L'operazione, approvata dall'Agenzia internazionale per l'energia atomica ha innescato una crisi diplomatica tra Cina e Giappone
Giovedì, 5 ottobre, il Giappone ha ripreso a scaricare nell’Oceano Pacifico altre 7.800 tonnellate di acque trattate, utilizzate in precedenza per raffreddare i reattori della centrale nucleare di Fukushima, distrutta l’11 marzo del 2011 da un forte terremoto, seguito da uno tsunami.
La Tokyo Electric Power (TEPCO) che gestisce la ex centrale nucleare, ha annunciato che nei prossimi 17 giorni l’acqua decontaminata, ma sempre contenete notevoli quantità del trizio, sarà scaricata attraverso un tunnel sottomarino lungo un chilometro, a un ritmo di 460 tonnellate al giorno.
Tutta l’operazione, aspramente criticata dalla Cina e dai Paesi vicini, potrà durare per almeno 30 anni, nel corso dei quali nel Pacifico dovranno essere sversati oltre 1,34 milioni di tonnellate di acqua e di altri liquidi trattati, che attualmente sono contenuti in oltre mille cisterne posizionate attorno alla centrale disastrata, e riempite a circa il 98% della loro capacità massima di stoccaggio.
La prima tappa del progetto, avviato dal Governo di Tokio lo scorso 24 agosto con l’approvazione dell’Agenzia internazionale per l’energia atomica (AIEA), prevede di rilasciare entro la fine di marzo 2024 un totale di circa 31.200 tonnellate dell’acqua.

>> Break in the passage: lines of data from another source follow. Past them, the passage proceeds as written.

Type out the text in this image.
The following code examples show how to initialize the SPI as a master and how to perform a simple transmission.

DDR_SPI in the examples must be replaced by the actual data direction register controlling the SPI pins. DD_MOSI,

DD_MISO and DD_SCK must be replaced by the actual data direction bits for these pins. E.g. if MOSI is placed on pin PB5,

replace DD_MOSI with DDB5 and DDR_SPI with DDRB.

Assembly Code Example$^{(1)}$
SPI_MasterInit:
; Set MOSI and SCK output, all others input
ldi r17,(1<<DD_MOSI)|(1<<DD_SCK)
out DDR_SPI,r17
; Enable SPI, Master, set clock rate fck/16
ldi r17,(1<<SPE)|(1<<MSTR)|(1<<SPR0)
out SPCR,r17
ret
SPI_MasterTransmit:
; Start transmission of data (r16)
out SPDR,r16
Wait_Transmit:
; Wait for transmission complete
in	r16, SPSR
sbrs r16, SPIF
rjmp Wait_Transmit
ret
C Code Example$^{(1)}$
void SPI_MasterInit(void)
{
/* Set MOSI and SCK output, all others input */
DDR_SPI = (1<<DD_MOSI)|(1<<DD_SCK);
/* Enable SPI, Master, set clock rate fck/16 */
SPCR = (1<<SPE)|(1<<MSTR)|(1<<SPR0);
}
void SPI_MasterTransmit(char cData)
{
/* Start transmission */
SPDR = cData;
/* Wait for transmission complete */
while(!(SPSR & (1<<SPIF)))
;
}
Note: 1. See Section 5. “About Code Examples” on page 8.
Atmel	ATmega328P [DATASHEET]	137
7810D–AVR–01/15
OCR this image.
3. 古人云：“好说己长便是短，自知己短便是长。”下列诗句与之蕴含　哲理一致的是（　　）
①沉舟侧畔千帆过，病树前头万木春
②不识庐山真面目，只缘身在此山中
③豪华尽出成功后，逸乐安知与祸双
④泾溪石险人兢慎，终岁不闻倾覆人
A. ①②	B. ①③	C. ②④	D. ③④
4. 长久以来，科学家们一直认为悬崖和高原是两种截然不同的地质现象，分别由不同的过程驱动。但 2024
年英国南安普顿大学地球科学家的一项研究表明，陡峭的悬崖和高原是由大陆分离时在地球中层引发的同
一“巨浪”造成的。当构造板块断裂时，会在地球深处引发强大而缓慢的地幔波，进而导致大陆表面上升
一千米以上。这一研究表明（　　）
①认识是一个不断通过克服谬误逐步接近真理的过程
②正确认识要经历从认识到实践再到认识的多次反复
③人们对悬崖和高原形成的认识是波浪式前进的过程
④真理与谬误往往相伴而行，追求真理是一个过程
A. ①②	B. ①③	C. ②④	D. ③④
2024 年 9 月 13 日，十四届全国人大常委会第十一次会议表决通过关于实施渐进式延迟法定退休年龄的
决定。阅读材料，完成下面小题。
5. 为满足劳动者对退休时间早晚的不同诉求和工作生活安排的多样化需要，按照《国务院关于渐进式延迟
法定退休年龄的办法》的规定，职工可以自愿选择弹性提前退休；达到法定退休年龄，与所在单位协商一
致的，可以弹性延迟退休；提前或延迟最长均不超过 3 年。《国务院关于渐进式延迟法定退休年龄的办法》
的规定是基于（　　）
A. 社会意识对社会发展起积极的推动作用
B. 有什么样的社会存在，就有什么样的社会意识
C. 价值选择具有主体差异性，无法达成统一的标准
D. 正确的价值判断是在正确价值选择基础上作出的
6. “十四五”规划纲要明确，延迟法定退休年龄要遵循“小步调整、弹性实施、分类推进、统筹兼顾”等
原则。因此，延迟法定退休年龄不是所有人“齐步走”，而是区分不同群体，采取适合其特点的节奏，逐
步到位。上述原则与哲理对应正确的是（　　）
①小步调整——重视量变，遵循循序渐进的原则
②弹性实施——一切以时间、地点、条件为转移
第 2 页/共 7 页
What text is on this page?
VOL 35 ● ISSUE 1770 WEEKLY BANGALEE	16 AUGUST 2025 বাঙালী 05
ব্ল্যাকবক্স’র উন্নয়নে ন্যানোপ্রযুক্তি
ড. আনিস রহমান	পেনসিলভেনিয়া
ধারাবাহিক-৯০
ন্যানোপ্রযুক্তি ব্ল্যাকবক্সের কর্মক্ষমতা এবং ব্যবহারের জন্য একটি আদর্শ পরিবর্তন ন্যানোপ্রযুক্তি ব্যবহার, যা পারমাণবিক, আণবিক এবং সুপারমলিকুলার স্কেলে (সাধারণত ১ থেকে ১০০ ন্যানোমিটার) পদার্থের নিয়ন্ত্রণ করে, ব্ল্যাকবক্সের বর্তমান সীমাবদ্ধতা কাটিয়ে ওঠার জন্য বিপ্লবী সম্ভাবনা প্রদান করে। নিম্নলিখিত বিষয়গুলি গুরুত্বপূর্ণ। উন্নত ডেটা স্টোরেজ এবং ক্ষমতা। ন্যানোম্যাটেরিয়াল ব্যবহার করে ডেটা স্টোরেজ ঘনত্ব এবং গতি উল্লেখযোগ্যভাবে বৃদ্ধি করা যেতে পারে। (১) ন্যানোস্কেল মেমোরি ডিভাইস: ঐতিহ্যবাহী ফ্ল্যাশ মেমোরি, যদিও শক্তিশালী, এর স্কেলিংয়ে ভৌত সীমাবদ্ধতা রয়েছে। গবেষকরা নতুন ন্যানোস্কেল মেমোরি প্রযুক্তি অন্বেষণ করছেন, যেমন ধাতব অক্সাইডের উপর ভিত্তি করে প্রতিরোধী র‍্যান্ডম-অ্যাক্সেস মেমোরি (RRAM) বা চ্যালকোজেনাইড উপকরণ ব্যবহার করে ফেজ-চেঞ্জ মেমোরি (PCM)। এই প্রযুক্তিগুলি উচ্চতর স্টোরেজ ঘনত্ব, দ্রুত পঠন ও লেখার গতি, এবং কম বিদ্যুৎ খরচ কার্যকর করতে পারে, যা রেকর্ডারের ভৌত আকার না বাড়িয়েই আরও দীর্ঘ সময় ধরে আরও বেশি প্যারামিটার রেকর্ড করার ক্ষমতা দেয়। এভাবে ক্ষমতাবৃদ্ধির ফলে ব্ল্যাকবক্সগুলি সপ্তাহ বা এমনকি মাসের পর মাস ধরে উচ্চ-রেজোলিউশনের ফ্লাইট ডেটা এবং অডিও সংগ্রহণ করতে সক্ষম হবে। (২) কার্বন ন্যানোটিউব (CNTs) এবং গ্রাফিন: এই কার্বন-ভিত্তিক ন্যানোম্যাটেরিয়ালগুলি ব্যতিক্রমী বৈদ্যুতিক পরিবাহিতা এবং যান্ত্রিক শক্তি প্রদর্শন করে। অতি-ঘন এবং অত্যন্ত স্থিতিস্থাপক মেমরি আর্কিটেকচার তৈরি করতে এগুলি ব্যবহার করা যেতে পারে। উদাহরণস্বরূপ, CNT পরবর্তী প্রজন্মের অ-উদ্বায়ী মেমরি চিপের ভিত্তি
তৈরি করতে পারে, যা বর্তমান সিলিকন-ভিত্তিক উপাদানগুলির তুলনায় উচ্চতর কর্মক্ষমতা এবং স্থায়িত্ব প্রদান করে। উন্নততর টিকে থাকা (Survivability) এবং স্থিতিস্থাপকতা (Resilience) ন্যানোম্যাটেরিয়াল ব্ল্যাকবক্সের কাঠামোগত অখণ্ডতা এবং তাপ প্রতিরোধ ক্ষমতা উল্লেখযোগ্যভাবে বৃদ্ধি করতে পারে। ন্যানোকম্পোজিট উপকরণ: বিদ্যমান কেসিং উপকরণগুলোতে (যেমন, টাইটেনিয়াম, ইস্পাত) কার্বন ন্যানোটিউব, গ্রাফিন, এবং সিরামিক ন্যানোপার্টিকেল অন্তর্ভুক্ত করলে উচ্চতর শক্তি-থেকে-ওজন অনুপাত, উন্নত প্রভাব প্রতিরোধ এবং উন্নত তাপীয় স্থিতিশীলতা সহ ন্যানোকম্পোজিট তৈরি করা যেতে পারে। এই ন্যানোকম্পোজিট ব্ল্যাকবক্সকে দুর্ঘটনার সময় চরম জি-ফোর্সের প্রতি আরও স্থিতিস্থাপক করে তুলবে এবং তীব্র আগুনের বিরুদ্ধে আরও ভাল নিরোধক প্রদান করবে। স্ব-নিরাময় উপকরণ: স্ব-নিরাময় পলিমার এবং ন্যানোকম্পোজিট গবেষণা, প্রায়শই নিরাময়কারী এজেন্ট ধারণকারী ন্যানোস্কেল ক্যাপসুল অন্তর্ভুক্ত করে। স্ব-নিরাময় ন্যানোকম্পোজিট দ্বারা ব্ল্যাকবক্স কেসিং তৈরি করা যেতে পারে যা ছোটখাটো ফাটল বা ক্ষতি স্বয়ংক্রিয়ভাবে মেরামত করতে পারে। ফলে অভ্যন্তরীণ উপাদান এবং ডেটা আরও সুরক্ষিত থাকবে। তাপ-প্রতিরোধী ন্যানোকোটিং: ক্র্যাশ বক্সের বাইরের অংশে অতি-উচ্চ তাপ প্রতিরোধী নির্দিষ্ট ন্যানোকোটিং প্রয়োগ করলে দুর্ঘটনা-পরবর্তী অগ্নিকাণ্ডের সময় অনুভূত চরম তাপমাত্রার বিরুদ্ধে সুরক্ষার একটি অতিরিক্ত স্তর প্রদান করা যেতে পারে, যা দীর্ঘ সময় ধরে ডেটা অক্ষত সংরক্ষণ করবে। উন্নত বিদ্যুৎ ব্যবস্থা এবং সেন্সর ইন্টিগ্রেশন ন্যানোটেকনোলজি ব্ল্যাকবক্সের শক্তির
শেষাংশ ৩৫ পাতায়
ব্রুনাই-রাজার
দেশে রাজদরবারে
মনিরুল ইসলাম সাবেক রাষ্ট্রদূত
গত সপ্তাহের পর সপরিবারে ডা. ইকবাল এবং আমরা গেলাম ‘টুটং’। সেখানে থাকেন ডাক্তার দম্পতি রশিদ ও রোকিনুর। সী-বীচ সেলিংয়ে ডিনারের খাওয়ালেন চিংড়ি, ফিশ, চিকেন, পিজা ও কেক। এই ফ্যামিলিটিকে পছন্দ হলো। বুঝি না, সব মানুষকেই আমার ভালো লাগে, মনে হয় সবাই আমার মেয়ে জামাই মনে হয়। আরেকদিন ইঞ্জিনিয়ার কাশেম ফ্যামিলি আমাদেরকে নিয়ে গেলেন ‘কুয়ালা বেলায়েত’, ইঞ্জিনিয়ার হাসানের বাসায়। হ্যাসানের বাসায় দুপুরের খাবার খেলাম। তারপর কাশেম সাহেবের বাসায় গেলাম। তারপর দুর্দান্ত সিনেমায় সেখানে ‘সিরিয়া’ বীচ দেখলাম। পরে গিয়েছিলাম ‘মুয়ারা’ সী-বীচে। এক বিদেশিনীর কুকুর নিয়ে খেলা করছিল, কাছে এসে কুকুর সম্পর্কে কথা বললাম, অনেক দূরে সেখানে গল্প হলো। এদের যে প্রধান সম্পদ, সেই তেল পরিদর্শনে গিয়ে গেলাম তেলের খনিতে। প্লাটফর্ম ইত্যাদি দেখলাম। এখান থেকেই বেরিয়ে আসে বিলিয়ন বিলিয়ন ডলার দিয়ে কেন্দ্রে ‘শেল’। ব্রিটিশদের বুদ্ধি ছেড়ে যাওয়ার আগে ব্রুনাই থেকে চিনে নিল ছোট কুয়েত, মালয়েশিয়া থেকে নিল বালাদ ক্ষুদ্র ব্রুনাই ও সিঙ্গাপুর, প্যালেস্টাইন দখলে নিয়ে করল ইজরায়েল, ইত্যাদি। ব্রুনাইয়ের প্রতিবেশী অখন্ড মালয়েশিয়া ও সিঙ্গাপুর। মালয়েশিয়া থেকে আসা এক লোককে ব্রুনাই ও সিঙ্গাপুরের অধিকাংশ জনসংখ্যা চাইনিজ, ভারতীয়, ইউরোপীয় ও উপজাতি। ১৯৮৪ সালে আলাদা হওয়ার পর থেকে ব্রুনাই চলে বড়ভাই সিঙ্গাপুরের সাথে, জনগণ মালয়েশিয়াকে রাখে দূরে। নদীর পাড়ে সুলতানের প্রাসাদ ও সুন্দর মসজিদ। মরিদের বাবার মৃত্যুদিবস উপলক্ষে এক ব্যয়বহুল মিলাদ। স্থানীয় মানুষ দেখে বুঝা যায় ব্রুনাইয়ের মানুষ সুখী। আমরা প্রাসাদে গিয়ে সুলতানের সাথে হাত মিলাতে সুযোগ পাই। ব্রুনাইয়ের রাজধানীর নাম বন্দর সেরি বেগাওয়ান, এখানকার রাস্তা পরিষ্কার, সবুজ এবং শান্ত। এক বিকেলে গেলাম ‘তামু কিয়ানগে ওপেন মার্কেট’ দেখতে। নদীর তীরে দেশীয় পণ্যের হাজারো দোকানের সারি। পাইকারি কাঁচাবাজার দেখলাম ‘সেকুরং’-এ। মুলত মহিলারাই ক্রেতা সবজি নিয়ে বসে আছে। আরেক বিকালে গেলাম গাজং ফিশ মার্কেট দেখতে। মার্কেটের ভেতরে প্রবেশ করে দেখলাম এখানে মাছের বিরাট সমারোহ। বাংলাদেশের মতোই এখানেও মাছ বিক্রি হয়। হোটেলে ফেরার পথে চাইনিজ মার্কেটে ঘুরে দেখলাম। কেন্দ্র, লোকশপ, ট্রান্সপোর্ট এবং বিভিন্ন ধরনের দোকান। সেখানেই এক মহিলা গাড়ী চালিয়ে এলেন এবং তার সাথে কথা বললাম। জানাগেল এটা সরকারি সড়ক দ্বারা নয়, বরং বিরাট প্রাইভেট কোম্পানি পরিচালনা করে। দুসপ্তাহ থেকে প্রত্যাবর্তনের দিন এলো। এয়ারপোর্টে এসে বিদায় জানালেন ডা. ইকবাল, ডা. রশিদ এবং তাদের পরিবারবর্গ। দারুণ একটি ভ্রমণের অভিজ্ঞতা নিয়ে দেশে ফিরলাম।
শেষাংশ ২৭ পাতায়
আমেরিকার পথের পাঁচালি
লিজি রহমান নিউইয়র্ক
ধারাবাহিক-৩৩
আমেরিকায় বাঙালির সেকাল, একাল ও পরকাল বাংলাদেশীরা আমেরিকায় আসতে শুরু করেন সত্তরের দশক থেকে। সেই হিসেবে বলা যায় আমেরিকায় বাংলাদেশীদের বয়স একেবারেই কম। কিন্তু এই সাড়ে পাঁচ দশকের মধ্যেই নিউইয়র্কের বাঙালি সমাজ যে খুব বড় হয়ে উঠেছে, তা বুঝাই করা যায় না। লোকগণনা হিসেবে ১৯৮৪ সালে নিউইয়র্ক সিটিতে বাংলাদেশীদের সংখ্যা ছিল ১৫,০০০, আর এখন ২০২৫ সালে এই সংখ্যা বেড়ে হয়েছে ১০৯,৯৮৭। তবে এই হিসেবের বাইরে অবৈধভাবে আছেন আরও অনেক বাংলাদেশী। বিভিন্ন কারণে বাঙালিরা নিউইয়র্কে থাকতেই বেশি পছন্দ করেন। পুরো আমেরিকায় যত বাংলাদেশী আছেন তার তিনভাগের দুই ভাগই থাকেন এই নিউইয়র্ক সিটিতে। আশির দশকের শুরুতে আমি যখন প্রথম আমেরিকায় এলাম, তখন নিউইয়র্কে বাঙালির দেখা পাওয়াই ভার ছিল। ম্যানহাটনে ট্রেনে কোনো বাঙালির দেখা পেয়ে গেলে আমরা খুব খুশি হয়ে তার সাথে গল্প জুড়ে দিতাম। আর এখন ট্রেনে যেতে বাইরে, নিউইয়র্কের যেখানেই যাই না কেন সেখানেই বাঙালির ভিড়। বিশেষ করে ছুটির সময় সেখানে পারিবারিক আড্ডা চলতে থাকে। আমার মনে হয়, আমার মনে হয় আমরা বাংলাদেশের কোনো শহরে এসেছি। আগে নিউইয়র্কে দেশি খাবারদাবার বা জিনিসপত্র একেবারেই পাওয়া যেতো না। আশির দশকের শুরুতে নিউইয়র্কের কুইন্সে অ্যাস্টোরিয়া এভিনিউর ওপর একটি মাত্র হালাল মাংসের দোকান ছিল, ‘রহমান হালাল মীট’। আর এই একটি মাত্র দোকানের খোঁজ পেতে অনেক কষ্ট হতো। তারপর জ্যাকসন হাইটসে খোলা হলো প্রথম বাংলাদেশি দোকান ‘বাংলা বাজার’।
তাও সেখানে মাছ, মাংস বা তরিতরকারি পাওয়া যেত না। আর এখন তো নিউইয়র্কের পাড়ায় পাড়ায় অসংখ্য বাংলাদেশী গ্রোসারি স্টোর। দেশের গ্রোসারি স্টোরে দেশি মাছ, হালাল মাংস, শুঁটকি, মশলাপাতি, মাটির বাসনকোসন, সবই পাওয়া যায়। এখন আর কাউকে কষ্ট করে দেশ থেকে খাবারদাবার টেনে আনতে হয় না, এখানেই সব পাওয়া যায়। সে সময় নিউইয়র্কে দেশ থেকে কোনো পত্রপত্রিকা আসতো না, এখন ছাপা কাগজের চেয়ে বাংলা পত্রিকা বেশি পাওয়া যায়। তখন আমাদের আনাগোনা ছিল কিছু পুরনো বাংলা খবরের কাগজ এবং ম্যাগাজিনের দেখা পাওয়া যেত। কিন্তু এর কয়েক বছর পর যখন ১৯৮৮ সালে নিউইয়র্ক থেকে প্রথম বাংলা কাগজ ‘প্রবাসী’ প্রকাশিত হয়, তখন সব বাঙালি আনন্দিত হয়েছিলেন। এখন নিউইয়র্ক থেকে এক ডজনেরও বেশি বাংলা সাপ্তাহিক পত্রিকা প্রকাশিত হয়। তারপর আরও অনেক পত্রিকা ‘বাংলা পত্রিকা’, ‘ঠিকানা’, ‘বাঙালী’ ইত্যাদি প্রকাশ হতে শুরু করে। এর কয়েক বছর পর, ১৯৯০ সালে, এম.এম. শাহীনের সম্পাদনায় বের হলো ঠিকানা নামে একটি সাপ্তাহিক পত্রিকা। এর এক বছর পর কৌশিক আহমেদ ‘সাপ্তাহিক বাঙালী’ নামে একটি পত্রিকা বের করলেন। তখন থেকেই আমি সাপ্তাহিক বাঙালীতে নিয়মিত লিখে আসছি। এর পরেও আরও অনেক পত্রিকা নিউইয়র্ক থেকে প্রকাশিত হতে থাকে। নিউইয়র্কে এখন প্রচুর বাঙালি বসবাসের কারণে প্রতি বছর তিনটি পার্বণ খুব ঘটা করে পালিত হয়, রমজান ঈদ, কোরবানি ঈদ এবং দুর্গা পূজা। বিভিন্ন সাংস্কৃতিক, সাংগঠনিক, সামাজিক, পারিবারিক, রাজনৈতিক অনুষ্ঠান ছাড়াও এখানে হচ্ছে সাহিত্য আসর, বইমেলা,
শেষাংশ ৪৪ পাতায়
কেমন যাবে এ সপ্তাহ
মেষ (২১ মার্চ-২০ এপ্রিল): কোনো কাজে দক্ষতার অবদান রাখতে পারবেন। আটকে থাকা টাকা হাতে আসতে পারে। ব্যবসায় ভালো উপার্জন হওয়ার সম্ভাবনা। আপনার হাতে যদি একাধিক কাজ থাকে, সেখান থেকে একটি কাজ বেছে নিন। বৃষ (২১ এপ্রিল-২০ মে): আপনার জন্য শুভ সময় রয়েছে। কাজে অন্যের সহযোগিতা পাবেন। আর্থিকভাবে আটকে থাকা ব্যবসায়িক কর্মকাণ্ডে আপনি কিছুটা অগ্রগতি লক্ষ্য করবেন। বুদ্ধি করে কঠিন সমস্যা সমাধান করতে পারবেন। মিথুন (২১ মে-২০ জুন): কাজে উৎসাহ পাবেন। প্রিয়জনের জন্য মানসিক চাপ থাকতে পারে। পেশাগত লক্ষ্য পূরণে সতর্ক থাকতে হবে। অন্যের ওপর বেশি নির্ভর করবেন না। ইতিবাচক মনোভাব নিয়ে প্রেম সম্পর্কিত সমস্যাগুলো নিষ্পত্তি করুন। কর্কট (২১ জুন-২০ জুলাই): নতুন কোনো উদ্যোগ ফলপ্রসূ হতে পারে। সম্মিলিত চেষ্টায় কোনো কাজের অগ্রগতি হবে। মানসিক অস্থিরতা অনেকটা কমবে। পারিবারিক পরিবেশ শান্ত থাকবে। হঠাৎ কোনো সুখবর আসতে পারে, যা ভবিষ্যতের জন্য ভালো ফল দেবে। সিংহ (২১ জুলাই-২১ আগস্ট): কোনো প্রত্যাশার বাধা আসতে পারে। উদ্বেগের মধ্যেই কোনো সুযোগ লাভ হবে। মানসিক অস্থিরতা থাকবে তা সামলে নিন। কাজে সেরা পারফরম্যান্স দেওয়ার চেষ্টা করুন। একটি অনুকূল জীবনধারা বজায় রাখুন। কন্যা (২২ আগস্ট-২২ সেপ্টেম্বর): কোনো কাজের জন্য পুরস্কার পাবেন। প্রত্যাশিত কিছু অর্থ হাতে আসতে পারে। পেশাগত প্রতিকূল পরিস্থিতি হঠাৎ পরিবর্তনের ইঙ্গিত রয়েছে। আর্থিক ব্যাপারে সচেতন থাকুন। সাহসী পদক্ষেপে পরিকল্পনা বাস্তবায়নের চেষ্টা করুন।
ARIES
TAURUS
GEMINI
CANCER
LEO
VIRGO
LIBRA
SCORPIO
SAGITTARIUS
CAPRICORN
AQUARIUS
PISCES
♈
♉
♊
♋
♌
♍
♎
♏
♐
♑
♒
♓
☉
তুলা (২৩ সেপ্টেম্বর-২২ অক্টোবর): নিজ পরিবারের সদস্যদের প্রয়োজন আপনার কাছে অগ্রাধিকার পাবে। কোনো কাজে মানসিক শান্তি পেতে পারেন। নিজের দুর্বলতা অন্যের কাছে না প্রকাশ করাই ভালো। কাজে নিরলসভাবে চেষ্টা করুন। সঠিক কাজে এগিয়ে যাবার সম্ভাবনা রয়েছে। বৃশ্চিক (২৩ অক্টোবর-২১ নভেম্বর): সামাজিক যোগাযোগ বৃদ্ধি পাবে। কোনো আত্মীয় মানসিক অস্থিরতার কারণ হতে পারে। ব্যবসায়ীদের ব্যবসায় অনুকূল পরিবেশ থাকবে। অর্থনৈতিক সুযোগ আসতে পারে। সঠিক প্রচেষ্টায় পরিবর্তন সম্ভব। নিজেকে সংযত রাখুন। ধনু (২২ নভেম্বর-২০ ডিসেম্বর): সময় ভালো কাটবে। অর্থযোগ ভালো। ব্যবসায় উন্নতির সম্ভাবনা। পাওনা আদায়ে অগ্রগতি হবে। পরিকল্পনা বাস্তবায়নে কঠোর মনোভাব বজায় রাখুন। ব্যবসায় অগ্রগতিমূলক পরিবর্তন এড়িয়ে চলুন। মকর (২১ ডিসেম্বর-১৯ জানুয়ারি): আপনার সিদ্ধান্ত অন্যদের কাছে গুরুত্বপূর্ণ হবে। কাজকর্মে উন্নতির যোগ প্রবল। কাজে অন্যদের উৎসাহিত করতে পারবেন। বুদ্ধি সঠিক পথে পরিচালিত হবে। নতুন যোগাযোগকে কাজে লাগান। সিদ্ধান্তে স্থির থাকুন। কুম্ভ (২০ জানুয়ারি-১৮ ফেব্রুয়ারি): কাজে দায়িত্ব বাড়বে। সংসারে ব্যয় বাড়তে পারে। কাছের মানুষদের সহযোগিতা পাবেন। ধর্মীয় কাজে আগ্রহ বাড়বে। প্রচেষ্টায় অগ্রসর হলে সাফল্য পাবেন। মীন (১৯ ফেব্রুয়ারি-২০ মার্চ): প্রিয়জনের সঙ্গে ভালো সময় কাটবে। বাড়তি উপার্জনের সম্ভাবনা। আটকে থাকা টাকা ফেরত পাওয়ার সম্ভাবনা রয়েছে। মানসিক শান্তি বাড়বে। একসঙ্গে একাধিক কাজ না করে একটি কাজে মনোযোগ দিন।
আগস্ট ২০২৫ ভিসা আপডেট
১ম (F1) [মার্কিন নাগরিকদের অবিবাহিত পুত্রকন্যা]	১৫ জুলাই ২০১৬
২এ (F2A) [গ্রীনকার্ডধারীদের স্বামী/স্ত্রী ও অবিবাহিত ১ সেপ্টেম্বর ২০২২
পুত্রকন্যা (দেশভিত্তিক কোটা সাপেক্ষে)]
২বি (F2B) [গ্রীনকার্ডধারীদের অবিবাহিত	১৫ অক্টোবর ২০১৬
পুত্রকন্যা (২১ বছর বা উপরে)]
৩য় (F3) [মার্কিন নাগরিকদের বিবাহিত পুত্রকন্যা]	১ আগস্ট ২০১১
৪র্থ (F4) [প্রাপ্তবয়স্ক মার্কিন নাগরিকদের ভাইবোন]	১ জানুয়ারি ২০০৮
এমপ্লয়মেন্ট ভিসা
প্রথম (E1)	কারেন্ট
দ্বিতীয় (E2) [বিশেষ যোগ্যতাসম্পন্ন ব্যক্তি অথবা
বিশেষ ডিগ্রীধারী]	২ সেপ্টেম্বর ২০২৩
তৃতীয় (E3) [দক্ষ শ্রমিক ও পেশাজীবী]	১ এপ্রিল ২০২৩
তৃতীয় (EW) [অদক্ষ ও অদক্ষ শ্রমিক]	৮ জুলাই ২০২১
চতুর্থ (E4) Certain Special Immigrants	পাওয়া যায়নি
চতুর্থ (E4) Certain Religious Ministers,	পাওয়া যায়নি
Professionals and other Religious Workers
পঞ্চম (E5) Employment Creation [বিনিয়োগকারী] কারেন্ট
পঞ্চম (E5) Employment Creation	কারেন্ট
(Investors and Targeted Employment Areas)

Le autorità giapponesi hanno dichiarato che il livello di concentrazione del trizio nell’acqua trattata, diluita con acqua di mare in proporzione 1:1200, era di “soli” 63-87 becquerel per litro, molto al di sotto di 1.500 becquerel, ovvero “un quarantesimo della concentrazione consentita secondo gli standard di sicurezza giapponesi e internazionali”.
Anche gli esperti dell’AIEA hanno confermato che durante il primo turno di scarico, avvenuto dal 24 agosto all’11 di settembre, “non sono state rilevate concentrazioni anomale di trizio né di altre sostanze radioattive nelle acque circostanti o nei campioni di pesce raccolti attorno all’impianto nucleare”.
Ciononostante la Cina continua a denunciare la decisione di Tokio e ha imposto un divieto totale sulle importazioni di prodotti ittici giapponesi, provenienti dalle acque intorno a Fukushima. Le associazioni dei pescatori nipponici sono in crisi e il Governo di Fumio Kishida è stato costretto ad aumentare i sussidi all’industria locale. Dopo l’inizio dell’operazione di sversamento, le importazioni del pesce giapponese in Cina sono diminuite del 70% al mese.
I fornitori di prodotti ittici nipponici lavorano a 360 gradi per immettere i loro prodotti su mercati alternativi, in primo luogo su quello della Corea del Sud, ma per il momento senza successo: è molto difficile, impossibile quasi, rimpiazzare un cliente come Pechino. La quantità di pesce invenduto aumenta di giorno in giorno, i freezer sono pieni e i prezzi sono in picchiata libera.
Secondo i media cinesi la mossa delle autorità fitosanitarie di Pechino di sospendere l’import dei prodotti marittimi giapponesi ha scatenato addirittura un “conflitto diplomatico tra i due Paesi e un aumento del sentimento anti-giapponese in Cina”, al punto che “molte imprese e uffici diplomatici giapponesi hanno denunciato un enorme numero di chiamate offensive”. E il 4 di ottobre il rappresentante ufficiale del ministero degli Esteri della Russia, Maria Zakharova, ha denunciato l’operazione, accusando il Giappone di “non poter garantire l’assenza di una minaccia a lungo termine e di non aver fornito informazioni complete sulle operazioni di scarico nonostante le ripetute richieste provenienti sia da Mosca che da Pechino”.